La passione di Ivan Lendl per Alfons Mucha fa capolino in una mostra a Palazzo Bonaparte a Roma

C’è una foto in bianco e nero, sul web, dove Ivan Lendl posa orgoglioso, e insolitamente sorridente, davanti al manifesto che rappresenta la grande attrice Sarah Bernhardt nel ruolo di Gismonda, la principessa greca protagonista del melodramma teatrale rappresentato a Parigi nel 1894. Questo poster, verticale, quasi a grandezza naturale, è uno dei pezzi forti della bellissima mostra dedicata ad Alfons Mucha, in corso di svolgimento – fino al 26 marzo prossimo – presso palazzo Bonaparte a Roma. Ma cosa c’entra il sessantacinquenne Ivan con il grande pittore ceco (e grafico, pubblicitario, scenografo, designer…)?. Il fatto è che il campione di Ostrava è stato a lungo il più importante collezionista mondiale delle opere di Mucha (aveva acquistato 116 dei 119 poster realizzati) che poi una dozzina di anni fa ha venduto – per un prezzo di circa 3,5 milioni di dollari – al businessman Richard Fuxa.

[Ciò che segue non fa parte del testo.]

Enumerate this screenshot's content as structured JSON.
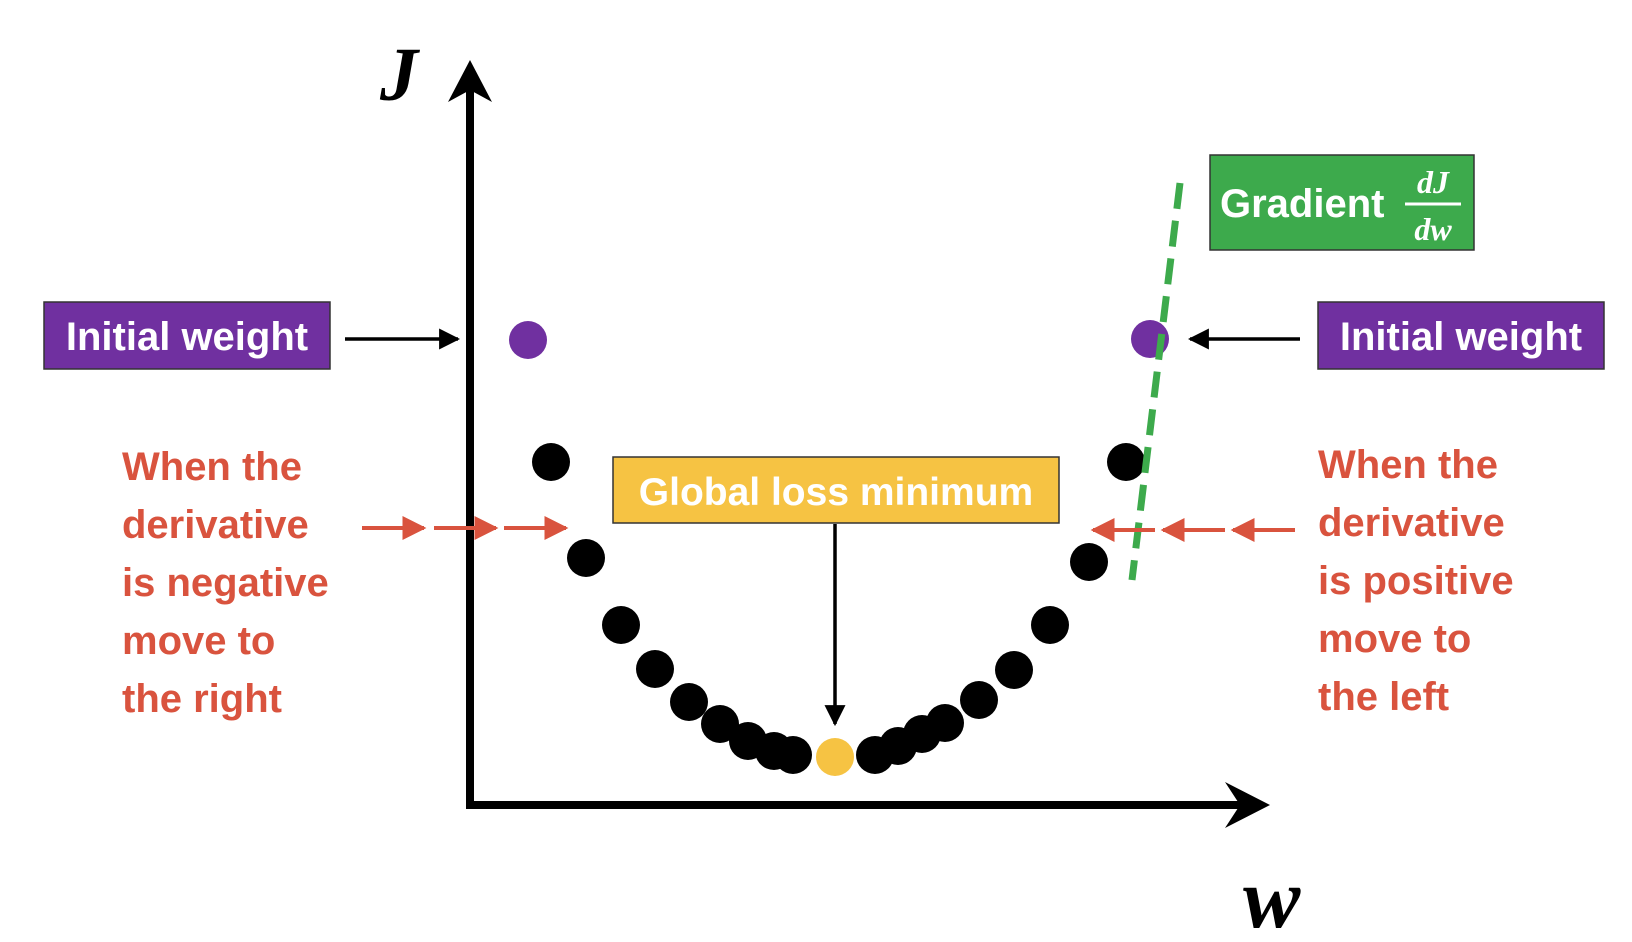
{
  "axes": {
    "y_label": "J",
    "x_label": "w"
  },
  "labels": {
    "initial_weight_left": "Initial weight",
    "initial_weight_right": "Initial weight",
    "global_minimum": "Global loss minimum",
    "gradient_word": "Gradient",
    "gradient_numerator": "dJ",
    "gradient_denominator": "dw",
    "left_note_lines": [
      "When the",
      "derivative",
      "is negative",
      "move to",
      "the right"
    ],
    "right_note_lines": [
      "When the",
      "derivative",
      "is positive",
      "move to",
      "the left"
    ]
  },
  "colors": {
    "purple": "#7030A0",
    "green": "#3DAA4C",
    "gold": "#F6C343",
    "red": "#D9533E",
    "black": "#000000"
  }
}
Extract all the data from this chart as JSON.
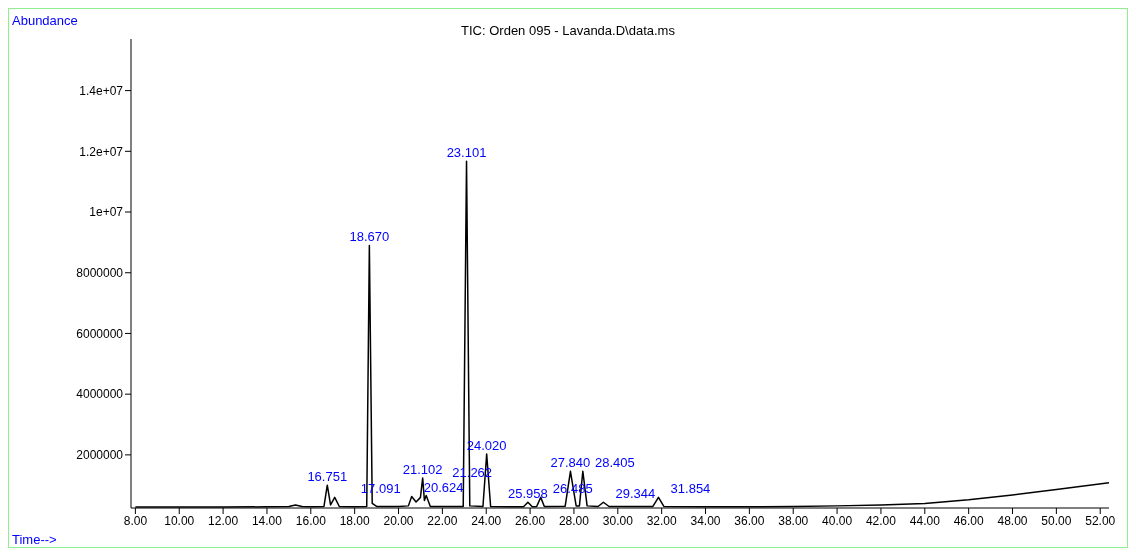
{
  "chart_data": {
    "type": "line",
    "title": "TIC: Orden 095 - Lavanda.D\\data.ms",
    "xlabel": "Time-->",
    "ylabel": "Abundance",
    "x": [
      8,
      10,
      12,
      14,
      15.0,
      15.3,
      15.6,
      16.0,
      16.6,
      16.751,
      16.9,
      17.091,
      17.3,
      18.0,
      18.55,
      18.67,
      18.8,
      19.0,
      20.0,
      20.45,
      20.6,
      20.8,
      21.0,
      21.102,
      21.18,
      21.262,
      21.45,
      22.5,
      22.95,
      23.101,
      23.25,
      23.85,
      24.02,
      24.2,
      25.7,
      25.9,
      26.1,
      26.3,
      26.485,
      26.65,
      27.6,
      27.84,
      28.1,
      28.25,
      28.405,
      28.6,
      29.1,
      29.344,
      29.6,
      31.6,
      31.854,
      32.1,
      34,
      36,
      38,
      40,
      42,
      44,
      46,
      48,
      50,
      52.4
    ],
    "values": [
      280000,
      280000,
      280000,
      290000,
      300000,
      350000,
      300000,
      290000,
      300000,
      1000000,
      350000,
      600000,
      300000,
      290000,
      300000,
      8900000,
      400000,
      300000,
      300000,
      320000,
      630000,
      450000,
      600000,
      1240000,
      500000,
      660000,
      300000,
      300000,
      300000,
      11670000,
      320000,
      300000,
      2030000,
      300000,
      290000,
      440000,
      290000,
      300000,
      600000,
      300000,
      310000,
      1460000,
      320000,
      320000,
      1460000,
      320000,
      300000,
      440000,
      300000,
      300000,
      600000,
      300000,
      290000,
      290000,
      300000,
      320000,
      350000,
      400000,
      520000,
      680000,
      860000,
      1080000
    ],
    "color": "#000000",
    "marker": "none",
    "line_style": "solid",
    "grid": false,
    "legend": false,
    "xlim": [
      7.8,
      52.4
    ],
    "ylim": [
      250000,
      15700000
    ],
    "xticks": [
      {
        "value": 8,
        "label": "8.00"
      },
      {
        "value": 10,
        "label": "10.00"
      },
      {
        "value": 12,
        "label": "12.00"
      },
      {
        "value": 14,
        "label": "14.00"
      },
      {
        "value": 16,
        "label": "16.00"
      },
      {
        "value": 18,
        "label": "18.00"
      },
      {
        "value": 20,
        "label": "20.00"
      },
      {
        "value": 22,
        "label": "22.00"
      },
      {
        "value": 24,
        "label": "24.00"
      },
      {
        "value": 26,
        "label": "26.00"
      },
      {
        "value": 28,
        "label": "28.00"
      },
      {
        "value": 30,
        "label": "30.00"
      },
      {
        "value": 32,
        "label": "32.00"
      },
      {
        "value": 34,
        "label": "34.00"
      },
      {
        "value": 36,
        "label": "36.00"
      },
      {
        "value": 38,
        "label": "38.00"
      },
      {
        "value": 40,
        "label": "40.00"
      },
      {
        "value": 42,
        "label": "42.00"
      },
      {
        "value": 44,
        "label": "44.00"
      },
      {
        "value": 46,
        "label": "46.00"
      },
      {
        "value": 48,
        "label": "48.00"
      },
      {
        "value": 50,
        "label": "50.00"
      },
      {
        "value": 52,
        "label": "52.00"
      }
    ],
    "yticks": [
      2000000,
      4000000,
      6000000,
      8000000,
      {
        "value": 10000000,
        "label": "1e+07"
      },
      {
        "value": 12000000,
        "label": "1.2e+07"
      },
      {
        "value": 14000000,
        "label": "1.4e+07"
      }
    ],
    "annotations": [
      {
        "text": "16.751",
        "x": 16.751,
        "y": 1000000
      },
      {
        "text": "17.091",
        "x": 17.091,
        "y": 600000
      },
      {
        "text": "18.670",
        "x": 18.67,
        "y": 8900000
      },
      {
        "text": "20.624",
        "x": 20.6,
        "y": 630000
      },
      {
        "text": "21.102",
        "x": 21.102,
        "y": 1240000
      },
      {
        "text": "21.262",
        "x": 21.262,
        "y": 660000
      },
      {
        "text": "23.101",
        "x": 23.101,
        "y": 11670000
      },
      {
        "text": "24.020",
        "x": 24.02,
        "y": 2030000
      },
      {
        "text": "25.958",
        "x": 25.9,
        "y": 440000
      },
      {
        "text": "26.485",
        "x": 26.485,
        "y": 600000
      },
      {
        "text": "27.840",
        "x": 27.84,
        "y": 1460000
      },
      {
        "text": "28.405",
        "x": 28.405,
        "y": 1460000
      },
      {
        "text": "29.344",
        "x": 29.344,
        "y": 440000
      },
      {
        "text": "31.854",
        "x": 31.854,
        "y": 600000
      }
    ]
  }
}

E dire che Lendl, per sua stessa ammissione, non si era mai interessato all’arte, prima di conoscere il figlio di Alfons, Jiri Mucha, giornalista e scrittore, scomparso nel 1991 a 76 anni. «Me lo presentò Jan Kukal, ai tempi capitano della squadra di Coppa Davis della Cecoslovacchia – disse Lendl – anche lui collezionava opere di Mucha. Jiri mi ha influenzato molto ed ho cominciato ad acquistare da lui i manifesti disegnati da suo padre. Il primo che ho comprato fu Gismonda, che fu anche il primo dei nove poster con l’attrice francese come protagonista». Ivan non ha mai spiegato bene le ragioni di questo clamoroso innamoramento per il suo connazionale, che era nato nel 1860 a Ivancice, in Moravia, allora facente parte dell’impero austro-ungarico. Mucha è considerato uno dei padri dell’Art Nouveau e forse nei suoi disegni così precisi e ricchi di particolari, nei trionfi ripetuti di fiori e di frutta, nelle sue donne sensuali e seducenti dalle lunghe capigliature e lo sguardo maliardo, Lendl avrà trovato un antidoto alle sue leggendarie ossessioni, o forse sarà semplicemente rimasto stregato dalla ricerca della perfezione presente nell’opera di Mucha, nell’inseguimento maniacale al dettaglio che in qualche modo unisce le carriere del campione di tennis con il protagonista della “Belle Époque”. Mentre noi appassionati non possiamo non provare a confrontare le vicende delle due “Divine” francesi, Sarah Bernhardt (che giocava a tennis, aveva una villa a Bordighera e applaudiva i fratelli Doherty) e Suzanne Lenglen, descritta non a caso da Gianni Clerici come “più ammirata di Sarah Berhandt, più desiderata di Josephine Baker, più elegante di Anna Pavlova”. Tornando a Lendl, non si conoscono sue nuove passione artistiche. «Il mio unico hobby è il golf», ha ripetuto più volte, con il classico ghigno beffardo.